Methods Retrospective analysis of prospectively collected data of two comprehensive stroke centers between 2014 and 2017. Three hundred and ninety-two consecutive patients with intracranial vessel occlusion in the anterior circulation were treated with embolectomy. Clinical (including demographics and NIHSS), imaging (including angiographic evaluation of concomitant contralateral carotid stenosis), and procedural data were evaluated. Favorable clinical outcome was defined as modified Rankin Scale≤2 at 90 days.

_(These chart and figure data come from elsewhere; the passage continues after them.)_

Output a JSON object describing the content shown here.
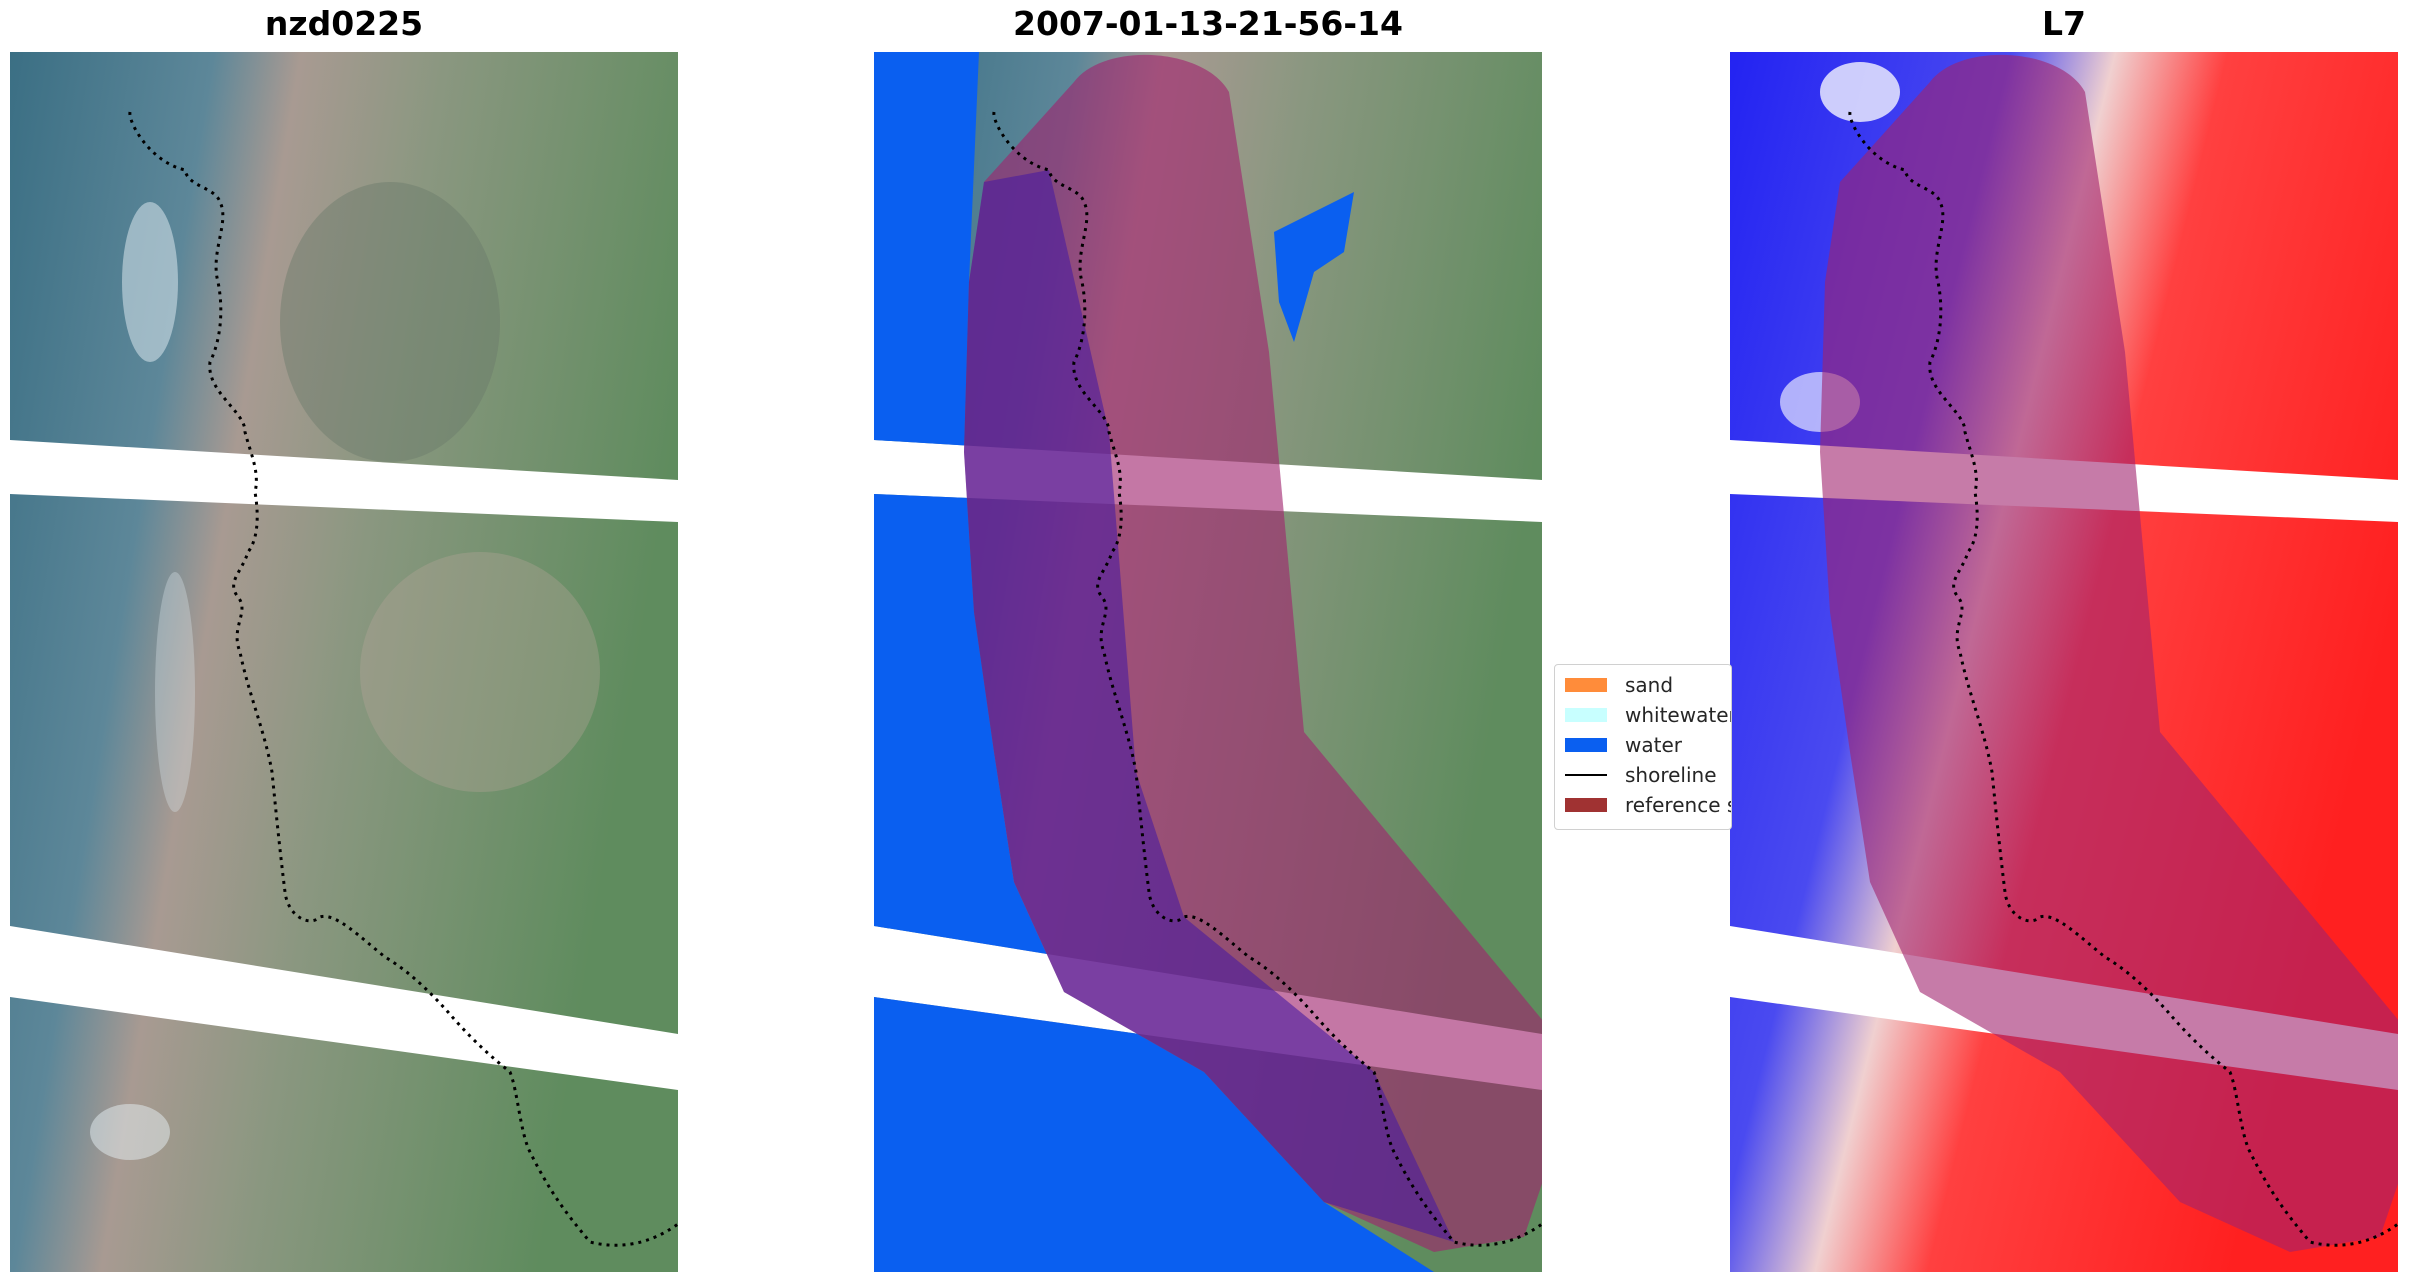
{
  "titles": {
    "left": "nzd0225",
    "middle": "2007-01-13-21-56-14",
    "right": "L7"
  },
  "legend": [
    {
      "label": "sand",
      "color": "#ff8c3a",
      "kind": "patch"
    },
    {
      "label": "whitewater",
      "color": "#c8ffff",
      "kind": "patch"
    },
    {
      "label": "water",
      "color": "#0a5ff0",
      "kind": "patch"
    },
    {
      "label": "shoreline",
      "color": "#000000",
      "kind": "line"
    },
    {
      "label": "reference shoreline buffer",
      "color": "#a03232",
      "kind": "patch"
    }
  ],
  "colors": {
    "water_class": "#0a5ff0",
    "buffer_overlay": "#a0236e",
    "index_positive": "#ff1e1e",
    "index_negative": "#1e1eff"
  }
}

Results In 27/392 patients (7%) pre-interventional imaging exhibited a concomitant carotid stenosis (>50%) contralateral to the intracranial lesion compared to 365 patients with a luminal reduction of ≤50%. Median admission NIHSS and procedural timings did not differ between groups. Reperfusion was successful in 303/365 (83%) vs 25/27 (93%), respectively. Median volume of the final infarct core was larger in individuals with stenosis >50% (176 (IQR 32–213) vs 11 cm3 (1–65), p<0.0005). Rate of favorable outcome at 90 days (7% vs 35%, p<0.05) and mortality (63% vs 19%, p<0.005) differed significantly between groups. The presence of concomitant contralateral carotid stenosis in patients with intracranial vessel occlusion was associated with a poor outcome independent of age and NIHSS in multivariate logistic regression (OR 2.2 (1.1–4.7), p<0.05).

Conclusion For patients with intracranial vessel occlusion undergoing embolectomy, the presence of a contralateral carotid stenosis >50% is a predictor of poor clinical outcome.

Disclosures V. Maus: None. J. Borggrefe: None. N. Abdullayev: None. H. Sack: None. M. Psychogios: None. A. Mpotsaris: None. D. Behme: None.